Clay scoffed in mock objection while Iona snorted.
“Trust me, I have ‘how to treat a woman’ down to an art form.” He pulled the female close, but his hand never strayed anywhere but her side. If anything, his touch was respectful, not roving or demanding or sexual.
“You keep telling yourself that, when you only last three thrusts.”
“Oookay, I do not need to hear this. That is disgusting.” Iona elbowed Julius’ side, and he busted out laughing at the look of abject horror on the Unseelie woman’s face.
She started to slowly pull herself from Clay’s hold, and he let her go reluctantly, but still chased her as she ran away, glaring at Julius over his shoulder a second before calling out all the reasons Julius was a liar.
Iona’s own laughter bubbled out until tears were slipping from her eyes, and she had to hold herself up with her palms against her thighs, wheezing breaths rolling into quiet sobs that she couldn’t stop.
All the elation she’d felt only moments before suddenly disappeared entirely. Sorrow took its place, wriggling its way around her chest like happiness had never really lived there at all, like it had burned away back at that flaming camp.
She pushed herself up, straightening and smoothing down her shirt.
Fingertips wrapped around her shoulder. “Do you want to talk about it?”
“Yes.”
The fluttering of wings had her looking up to see a swarm of pixie-like bugs hovering above her head. She hadn’t noticed them before, the way they floated, their tiny gazes intent with mischievous curiosity. When she caught their expressions, they began chattering animatedly in a language she didn’t understand.
She frowned at them and looked back at Julius. “Let’s go outside.”
He allowed her to take his hand and guide him out of the castle and to the knee-deep snow of the mountains.
The wind was sharp and painful and sobering, but Julius didn’t complain. She caught sight of her familiar running through the snow, biting at the swirling snowflakes.
“Let’s go over here.” She led him far enough away from the castle where there wouldn’t be prying eyes. Eyes that would likely report everything back to the king. She didn’t know why she didn’t particularly trust that monarch when she trusted his son.

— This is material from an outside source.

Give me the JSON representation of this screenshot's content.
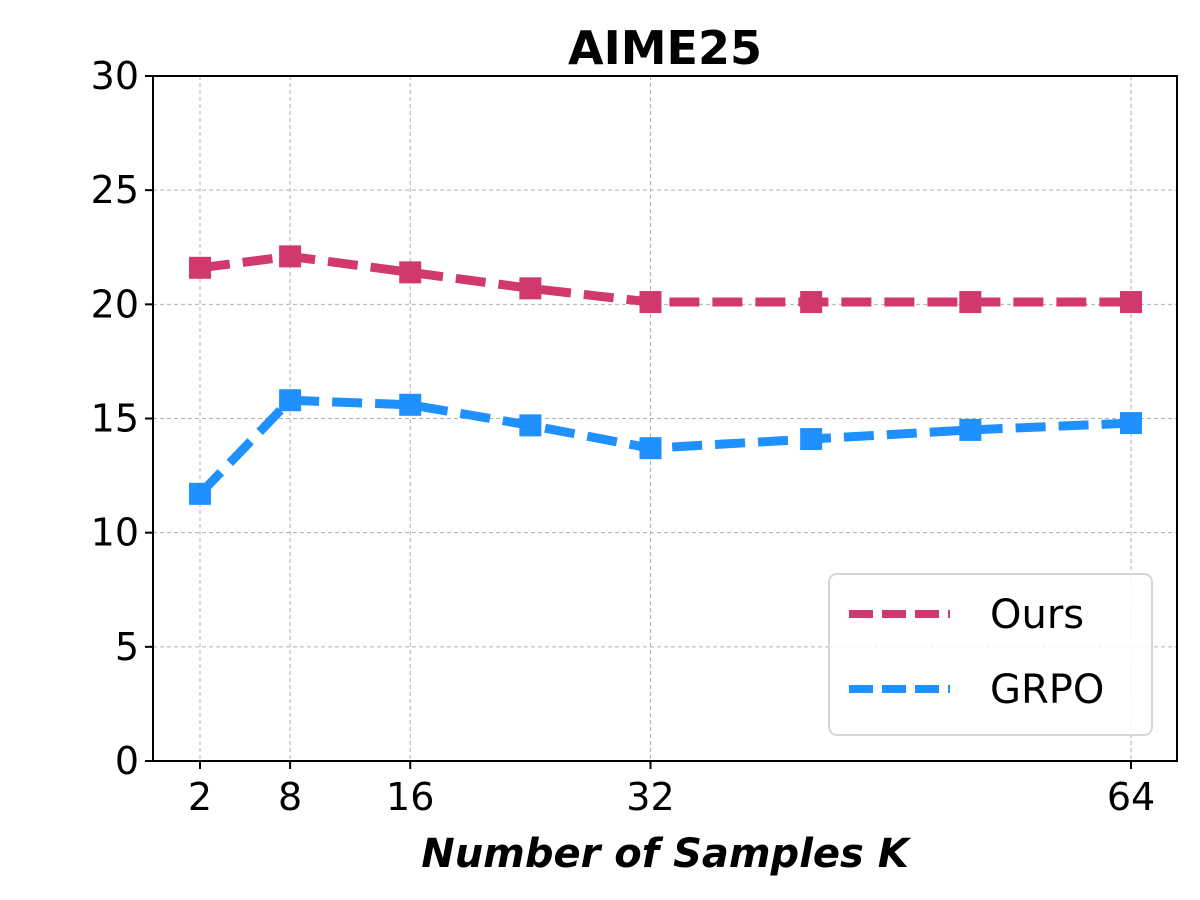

She believed there was a lot you could discern about a person by looking into their eyes. It was in the eyes where you could find someone’s story. It lived in a single, quick glance. Enough to know if someone was trustworthy or not.
She’d seen a lot of dead eyes set on living corpses during her life, almost as much as she’d seen true malice.
King Ashera was something else entirely.
“You going to bury my body in the snow?” Julius inquired, his voice holding only a tad bit of wariness.
“If I brought you out to kill you, trust me, you’d know.” She dropped his hand and raised her own. The wind whipped against her clothes as her own magic surged through her system and zapped out. Blocks of ice began forming, stacking upon each other until they coalesced into an igloo with a doorway big enough to fit Julius’ massive form.
“Wow,” Julius exclaimed, taking in the surface. It sparkled like crystals from a royal’s treasure chest. Glittering white and blue like it was made of diamonds.
She offered him a small smile. “I used to make these all the time on the beach when I was little. We used to play in them before the heat of the sun melted them away.” The memories brought a sharp moment of pain against her chest that she wanted to shove away but couldn’t. It enveloped her until she felt like she couldn’t breathe.
Iona pushed her way inside the igloo, and once Julius was inside as well, her magic swallowed up the empty entryway, covering it with ice to ensure their privacy.